AUTHOR CONTRIBUTIONS
Thomas S. Blank, Bernhard M. Meyer, Lukas Pezawas, and Ulrich Rabl designed research. Thomas S. Blank and Bernhard M. Meyer performed research (acquisition, analysis, and interpretation of data). Thomas S. Blank and Bernhard M. Meyer wrote the paper. Lukas Pezawas, Ulrich Rabl, Paul Schögl, and Marie-Kathrin Wieser critically revised the paper.
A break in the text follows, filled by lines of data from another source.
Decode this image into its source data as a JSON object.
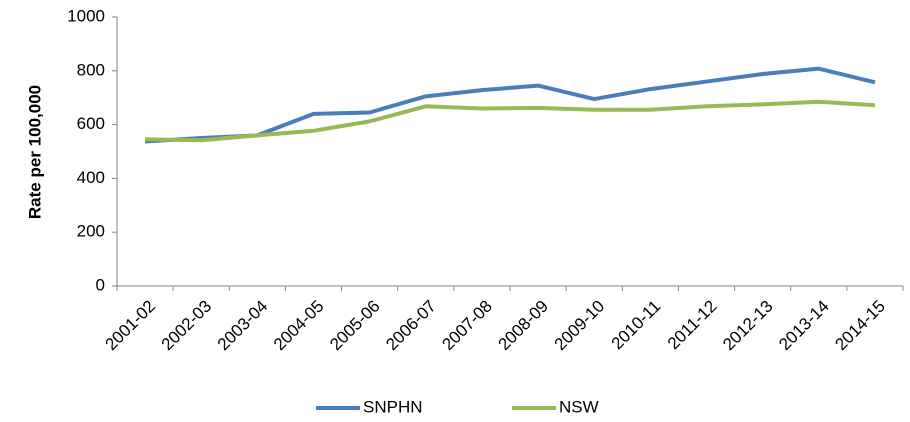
{
  "chart_data": {
    "type": "line",
    "y_label": "Rate per 100,000",
    "categories": [
      "2001-02",
      "2002-03",
      "2003-04",
      "2004-05",
      "2005-06",
      "2006-07",
      "2007-08",
      "2008-09",
      "2009-10",
      "2010-11",
      "2011-12",
      "2012-13",
      "2013-14",
      "2014-15"
    ],
    "series": [
      {
        "name": "SNPHN",
        "color": "#4a7ebb",
        "values": [
          537,
          550,
          560,
          640,
          645,
          705,
          728,
          745,
          695,
          732,
          760,
          788,
          808,
          757
        ]
      },
      {
        "name": "NSW",
        "color": "#98b954",
        "values": [
          545,
          542,
          560,
          577,
          612,
          668,
          660,
          662,
          655,
          655,
          668,
          675,
          685,
          672
        ]
      }
    ],
    "ylim": [
      0,
      1000
    ],
    "yticks": [
      0,
      200,
      400,
      600,
      800,
      1000
    ],
    "grid": false,
    "legend": "bottom"
  }
}
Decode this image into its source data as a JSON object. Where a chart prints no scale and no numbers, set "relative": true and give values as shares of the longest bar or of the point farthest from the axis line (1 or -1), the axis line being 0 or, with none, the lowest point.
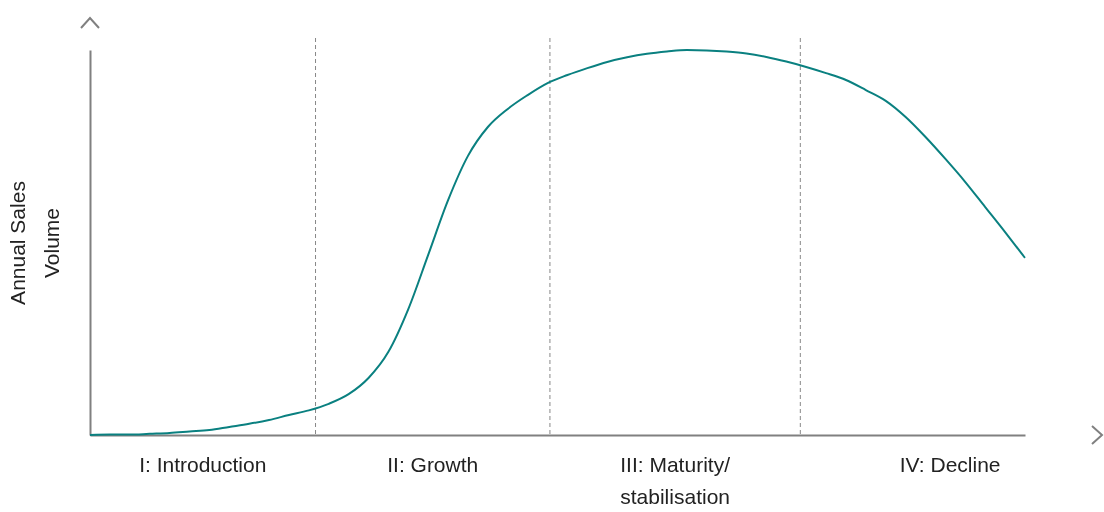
{
  "chart_data": {
    "type": "line",
    "relative": true,
    "ylabel": "Annual Sales\nVolume",
    "categories": [
      null,
      null,
      null,
      null,
      null,
      null,
      null,
      null,
      null,
      null,
      null,
      null,
      null,
      null,
      null,
      null,
      null,
      null,
      null,
      null,
      null,
      null,
      null,
      null,
      null,
      null,
      null,
      null,
      null,
      null,
      null,
      null,
      null,
      null,
      null,
      null,
      null,
      null,
      null,
      null,
      null,
      null,
      null,
      null,
      null,
      null,
      null,
      null
    ],
    "series": [
      {
        "color": "#0a8080",
        "values": [
          0,
          0.001,
          0.001,
          0.003,
          0.005,
          0.009,
          0.013,
          0.021,
          0.029,
          0.039,
          0.052,
          0.064,
          0.081,
          0.106,
          0.148,
          0.216,
          0.327,
          0.468,
          0.61,
          0.725,
          0.8,
          0.847,
          0.883,
          0.914,
          0.935,
          0.953,
          0.969,
          0.981,
          0.99,
          0.996,
          1,
          0.999,
          0.996,
          0.991,
          0.982,
          0.97,
          0.956,
          0.94,
          0.922,
          0.896,
          0.868,
          0.826,
          0.774,
          0.717,
          0.657,
          0.592,
          0.527,
          0.46
        ]
      }
    ],
    "annotations": [
      "I: Introduction",
      "II: Growth",
      "III: Maturity/\nstabilisation",
      "IV: Decline"
    ],
    "marker": "none",
    "line_style": "solid"
  }
}
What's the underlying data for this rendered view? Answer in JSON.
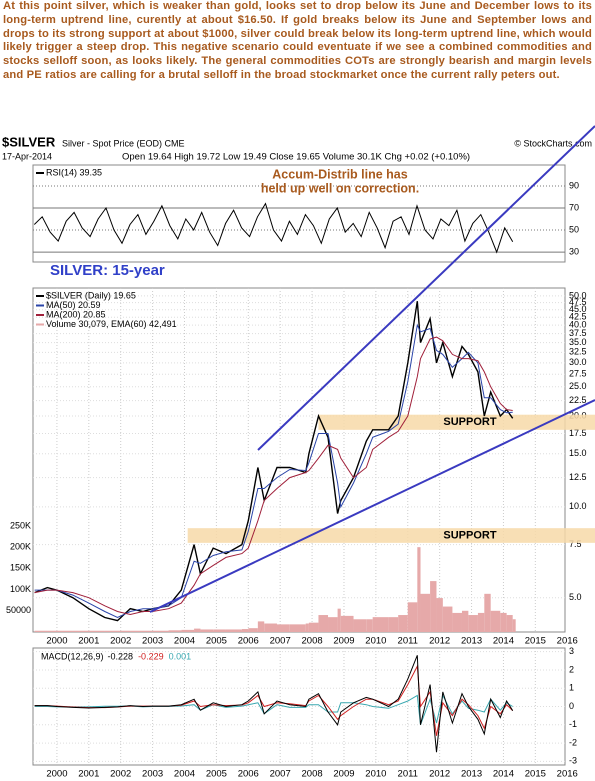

Lukas Pezawas had full access to all of the data in the study and takes responsibility for the integrity of the data and the accuracy of the data analysis.
ACKNOWLEDGMENTS
This study was funded by the Special Research Project SFB-35 (Project Number F3514-B11) and the Program Clinical Research (Project Number KLI148-B00) of the Austrian Science Fund (FWF), and the Oesterreichische Nationalbank, Anniversary Fund (Project Number 13903).
CONFLICTS OF INTEREST
The authors declare no conflicts of interest.
Open Research
PEER REVIEW
The peer review history for this article is available at https://publons-com-443.webvpn.zafu.edu.cn/publon/10.1002/da.23254
DATA AVAILABILITY STATEMENT
The data that support the findings of this study are available from the corresponding author, Lukas Pezawas, upon reasonable request. The data are not publicly available due to privacy or ethical restrictions.